Huit ans après le début des printemps arabes, la situation du Maghreb et du Machrek demeure préoccupante et les risques sécuritaires sont très présents (notamment en Tunisie, en Libye, en Egypte). L’arc d’instabilité qui traverse le continent au sud du Sahara est désormais quasiment continu, des frontières mauritaniennes au Kenya, d’AQMI et ses affiliés aux Shebab.

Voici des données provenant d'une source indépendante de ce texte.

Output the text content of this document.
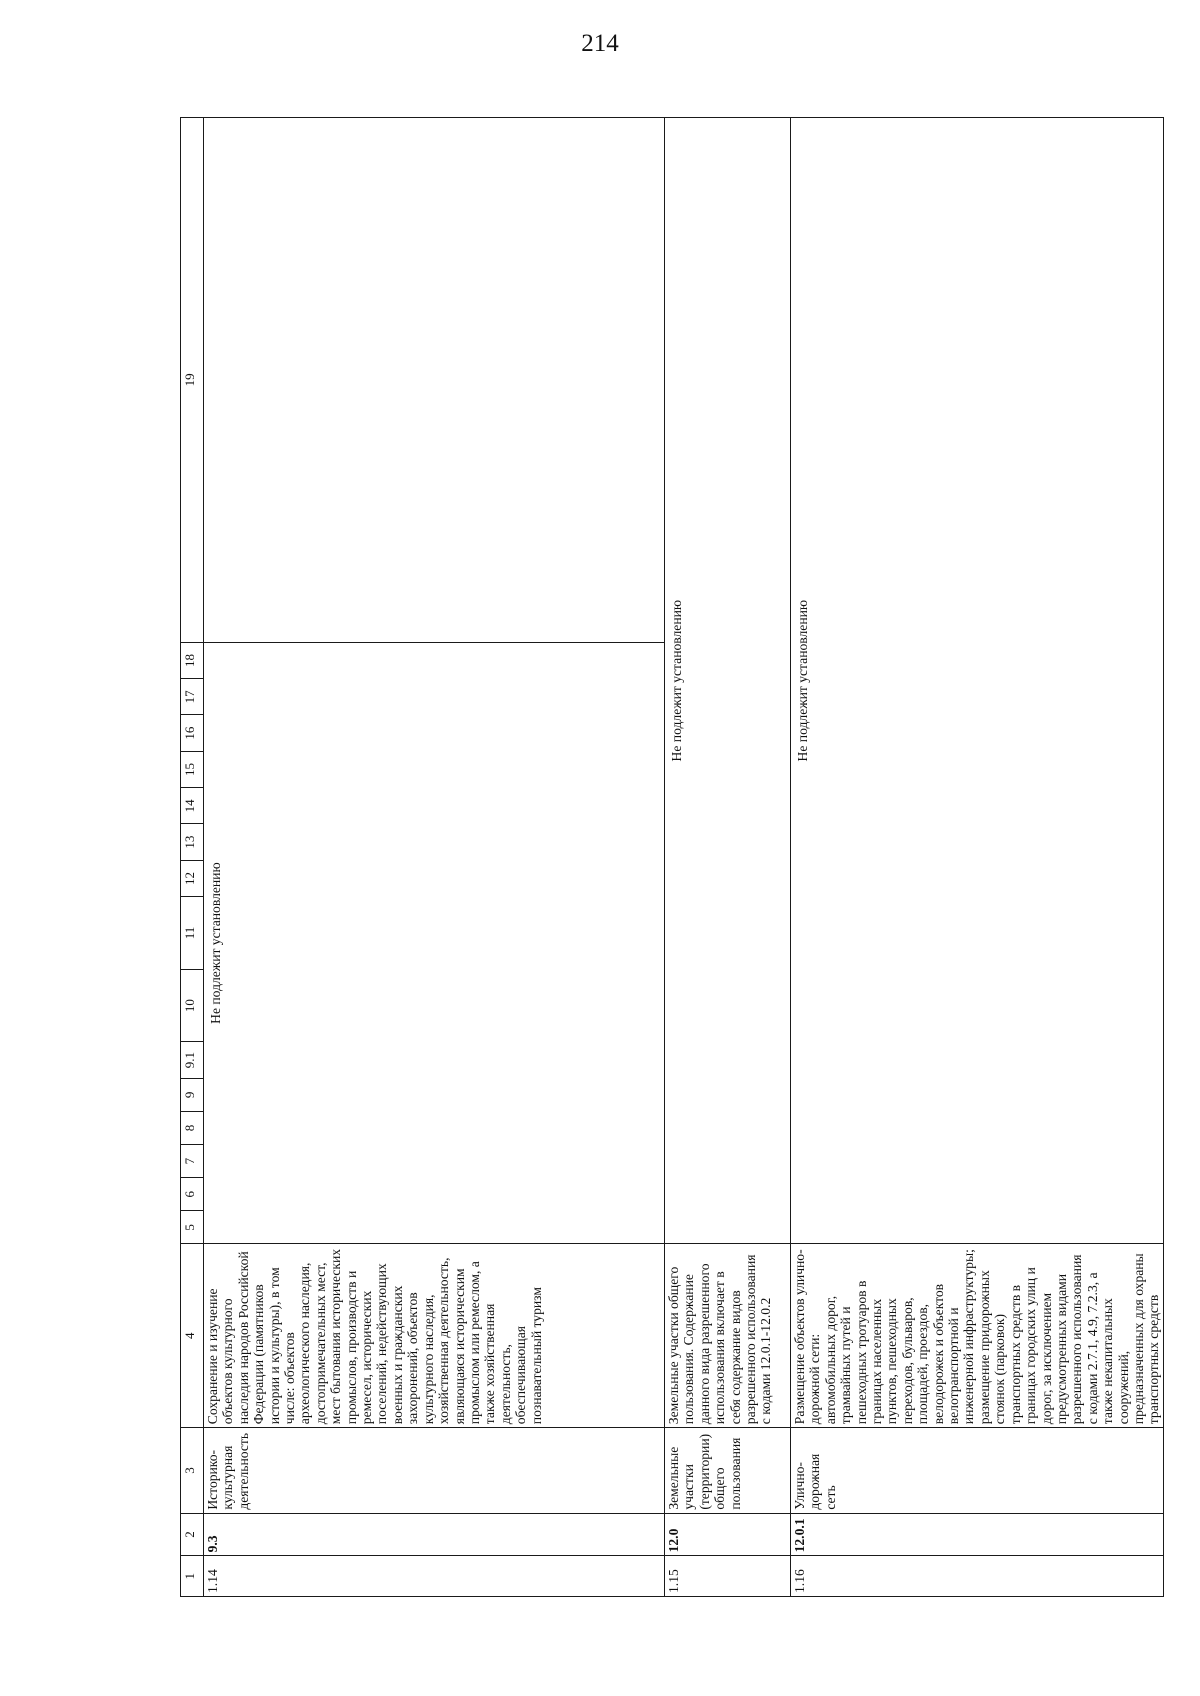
214
1	2	3	4	5	6	7	8	9	9.1	10	11	12	13	14	15	16	17	18	19
1.14	9.3	Историко-культурная деятельность	Сохранение и изучение объектов культурного наследия народов Российской Федерации (памятников истории и культуры), в том числе: объектов археологического наследия, достопримечательных мест, мест бытования исторических промыслов, производств и ремесел, исторических поселений, недействующих военных и гражданских захоронений, объектов культурного наследия, хозяйственная деятельность, являющаяся историческим промыслом или ремеслом, а также хозяйственная деятельность, обеспечивающая познавательный туризм	Не подлежит установлению															
1.15	12.0	Земельные участки (территории) общего пользования	Земельные участки общего пользования. Содержание данного вида разрешенного использования включает в себя содержание видов разрешенного использования с кодами 12.0.1-12.0.2	Не подлежит установлению															
1.16	12.0.1	Улично-дорожная сеть	Размещение объектов улично-дорожной сети: автомобильных дорог, трамвайных путей и пешеходных тротуаров в границах населенных пунктов, пешеходных переходов, бульваров, площадей, проездов, велодорожек и объектов велотранспортной и инженерной инфраструктуры; размещение придорожных стоянок (парковок) транспортных средств в границах городских улиц и дорог, за исключением предусмотренных видами разрешенного использования с кодами 2.7.1, 4.9, 7.2.3, а также некапитальных сооружений, предназначенных для охраны транспортных средств	Не подлежит установлению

Sur plus de la moitié du continent, la prise de conscience (à retardement) de la diffusion d’un islamisation radical très actif n’a pas fait naître de réponse efficace. Les inquiétudes, les tensions et les instabilités (Égypte, Maroc, Sénégal, Burkina Faso, RCA, Kenya, etc.) s’étendent, sur fond de système scolaire défaillant, de dissension du lien social et d’influences extérieures.

En face, la lutte contre le terrorisme associe des Etats, des troupes étrangères (françaises, russes, américaines, etc.), des organisations régionales (G5 Sahel), sans parvenir à endiguer l’insécurité ni faire disparaître les menaces d’attaques et d’attentats. L’arrimage des efforts de développement, de défense et de sécurité reste souvent au niveau des déclarations d’intention.

Même si la situation économique affiche quelques bons indicateurs (croissance, création de richesse), ils ne sont pas à la hauteur de l’enjeu démographique; les inégalités sont de plus en plus visibles et de moins en moins bien supportées par une population majoritairement jeune. Les anciens pôles de stabilité politique sont de moins en moins solides et les régimes vieillissants sont contestés. Les mouvements sociaux restent réguliers, parfois très violents, et les tensions inter-communautaires, interreligieuses et interethniques présentes sur quasiment tout le continent.